Art Warren, director of AC Tech, has nothing but good to say in regards to Oliva.

“If everyone had the same dedication, desire, and drive as Ernesto, our industry’s problems would be solved,” said Warren.

Ernesto Oliva is looking forward to competing in the United Association’s national apprenticeship competition.

MOVING UP THE COMPETITION LADDER

While the UA holds its national apprenticeship competitions every year, AC Tech competed in UA’s state-level competition from 1955 until 1974, when it was discontinued. After 1974, the Florida training center held yearly competitions among its apprentices. Fortunately for Oliva, last year AC Tech started to compete at the state level again.

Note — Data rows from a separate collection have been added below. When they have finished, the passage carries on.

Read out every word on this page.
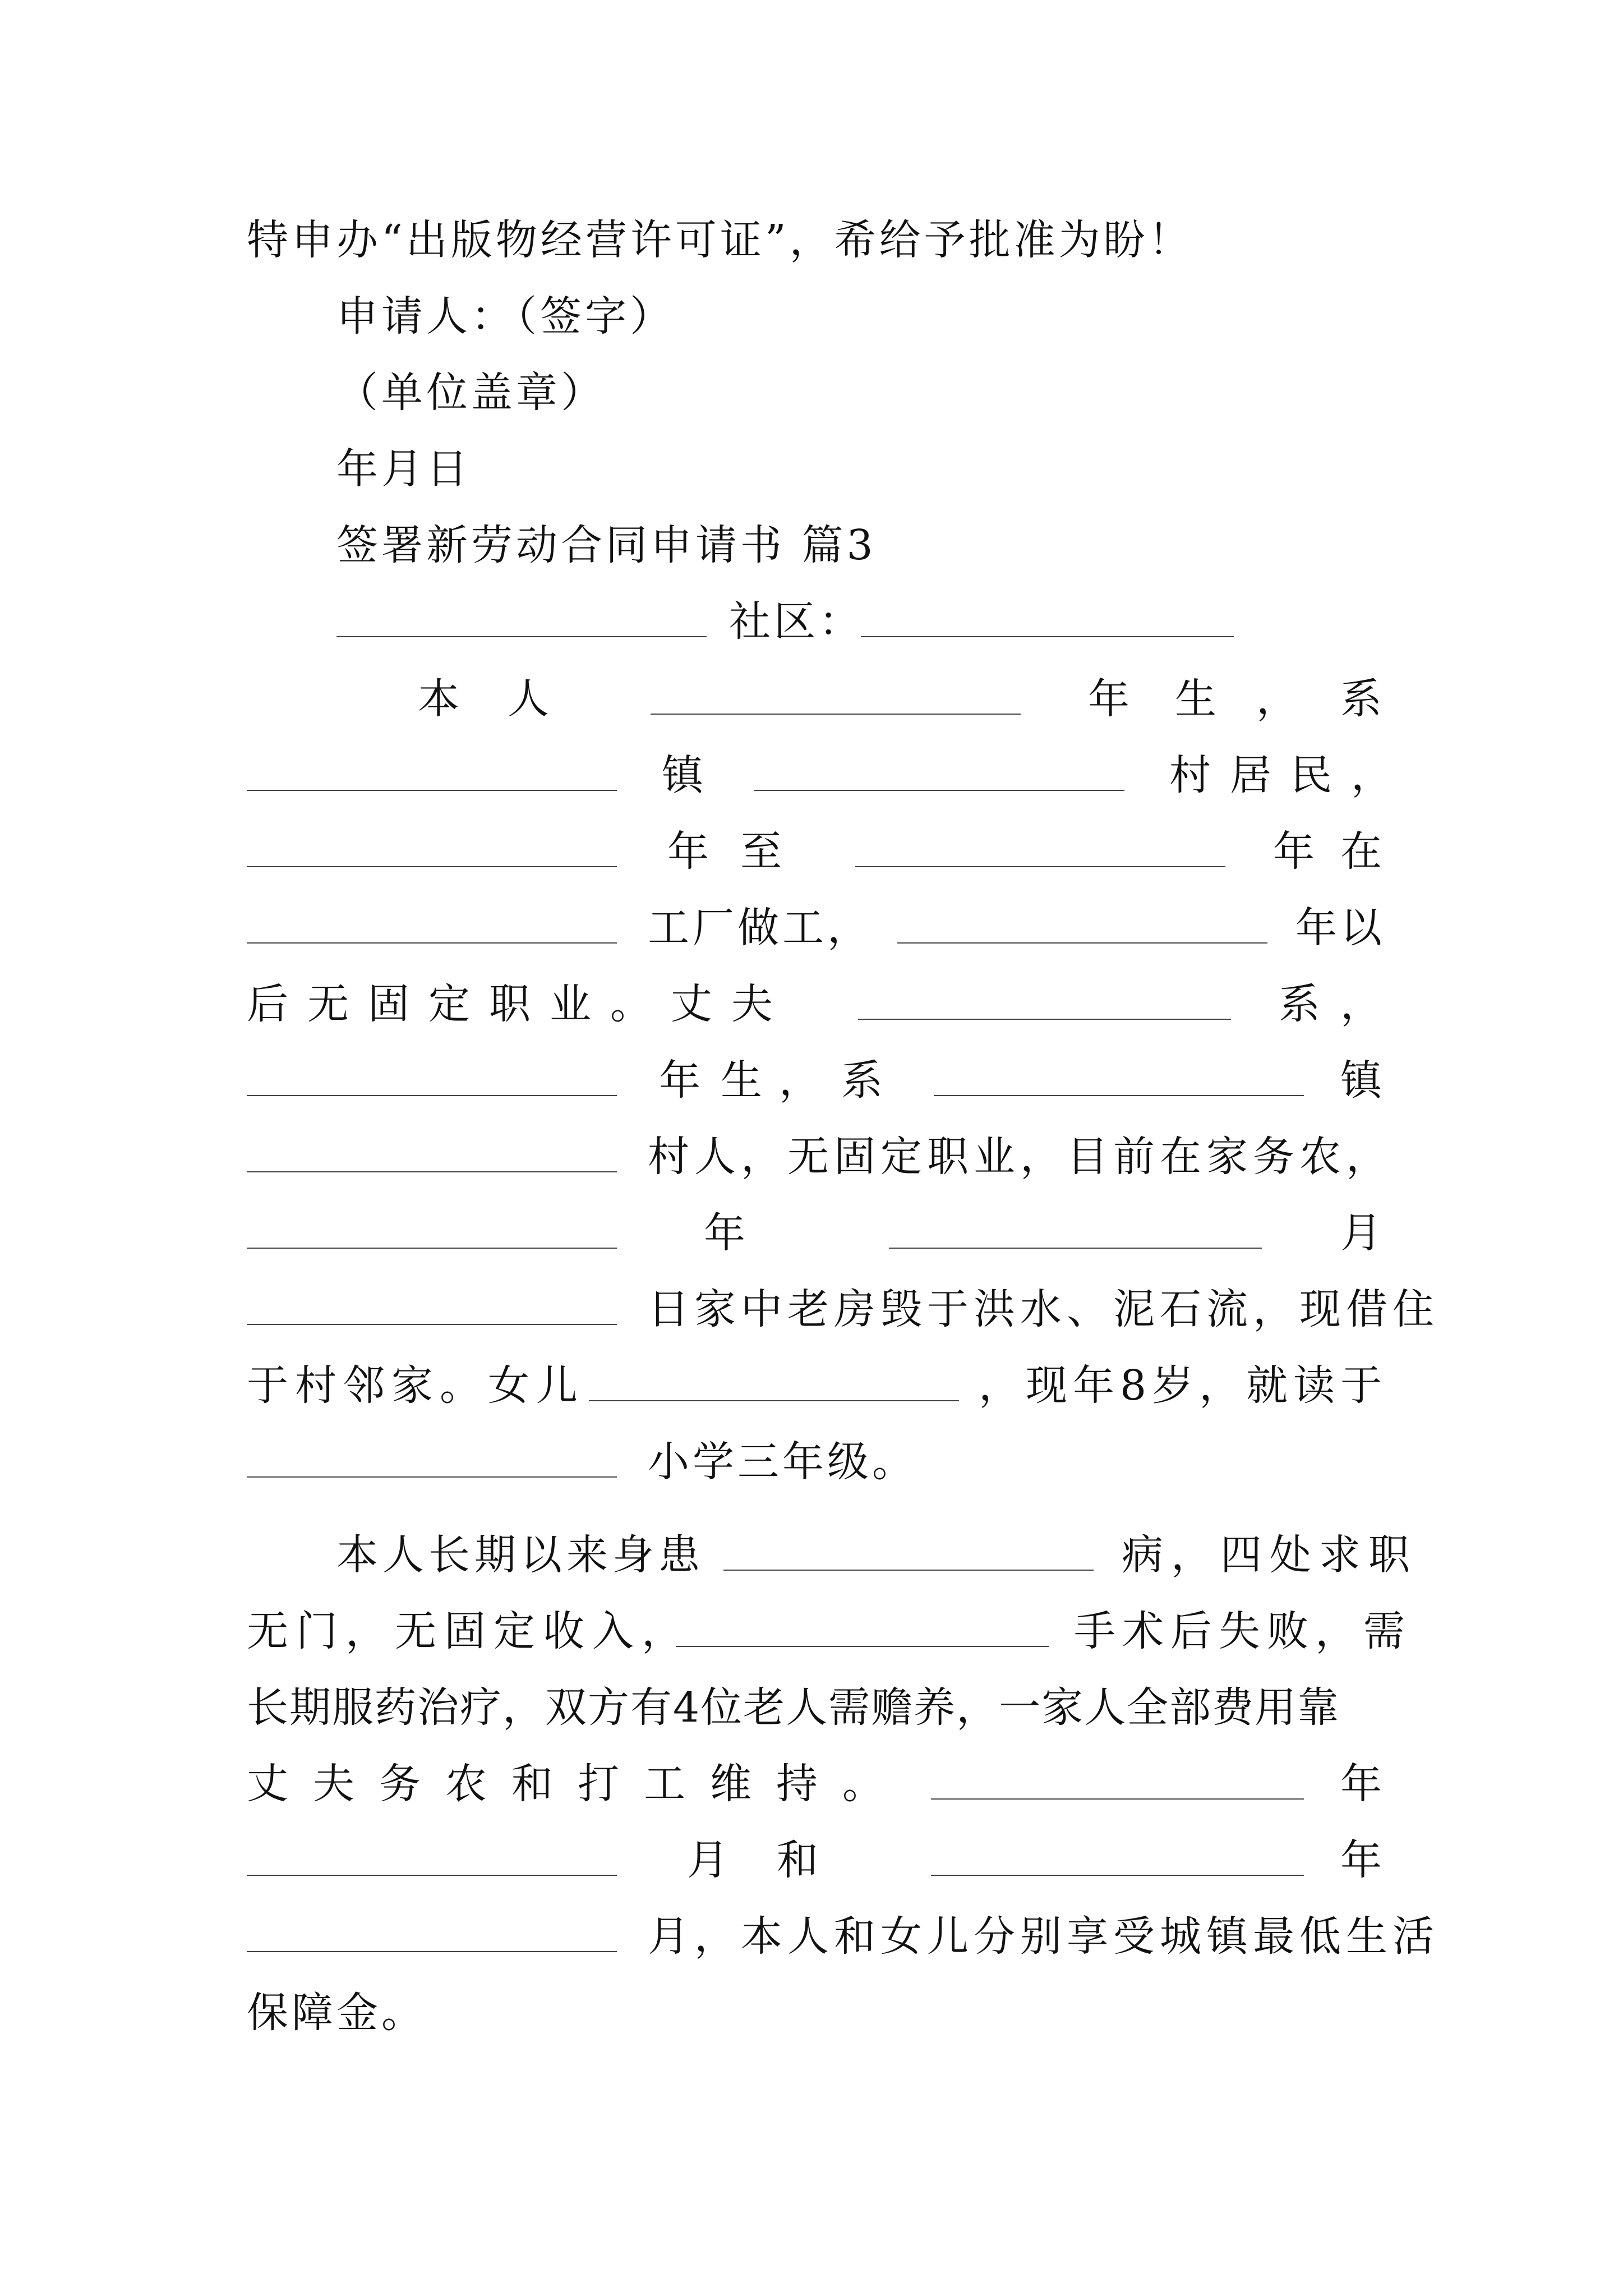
特申办“出版物经营许可证”，希给予批准为盼！
申请人：（签字）
（单位盖章）
年月日
签署新劳动合同申请书 篇3
社区：
本 人	年 生 ， 系
镇	村居民，
年 至	年 在
工厂做工，	年以
后无固定职业。丈夫	系，
年 生， 系	镇
村人，无固定职业，目前在家务农，
年	月
日家中老房毁于洪水、泥石流，现借住
于村邻家。女儿	，现年8岁，就读于
小学三年级。
本人长期以来身患	病，四处求职
无门，无固定收入，	手术后失败，需
长期服药治疗，双方有4位老人需赡养，一家人全部费用靠
丈夫务农和打工维持。	年
月 和	年
月，本人和女儿分别享受城镇最低生活
保障金。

Always one to take on a challenge, this year Oliva opted to enter the state’s competition, having already won a local title. To no surprise, he won at the state level, keeping the AC Tech tradition alive. During the 20 years of the state competition, apprentices from the center have won 16 times.

Oliva moved on to compete at the regional apprenticeship level, where 13 states were represented. The competition consisted of a written test and 12 hands-on projects. These projects allowed the contestants to demonstrate, among other objects, their problem-solving skills. In addition to HVACR, the other categories in the competition included pipefitting, welding, plumbing, and sprinkler fitting.

At the regional level, 12 judges evaluated the contestants. Warren was the regional competition’s HVACR chairman, and he also served as a judge, along with Mack MacKinnon, training coordinator at AC Tech.

Contestants were identified by numbers rather than names to ensure anonymity.

“They tested me on what to do out in the field, for both residential and commercial projects,” said Oliva, who did the Florida center proud by finishing first.

This week he will find out how he rates at the national level. Contest winners will be announced and honored on Aug. 14 at the graduation ceremony, to take place on the campus of Eastern Michigan University in Ypsilanti, Mich. Oliva knows his greatest supporters are his family members in Cuba.

“My mom is waiting for me to win the next one,” said Oliva. “My sister is sure I can do it.”

He just promises to do his best. He said he misses his family but he works hard so he can send them money on a regular basis.

Although his apprenticeship at AC Tech is over, Oliva said he will not be taking any time off now that he is out of school. He will keep on working and studying, he promised. In his estimation, one reason why he keeps winning competitions is because he is always practicing his skills.

“In all five years of my apprenticeship, I have never run out of work,” he said. “I’ve been working since the first day.”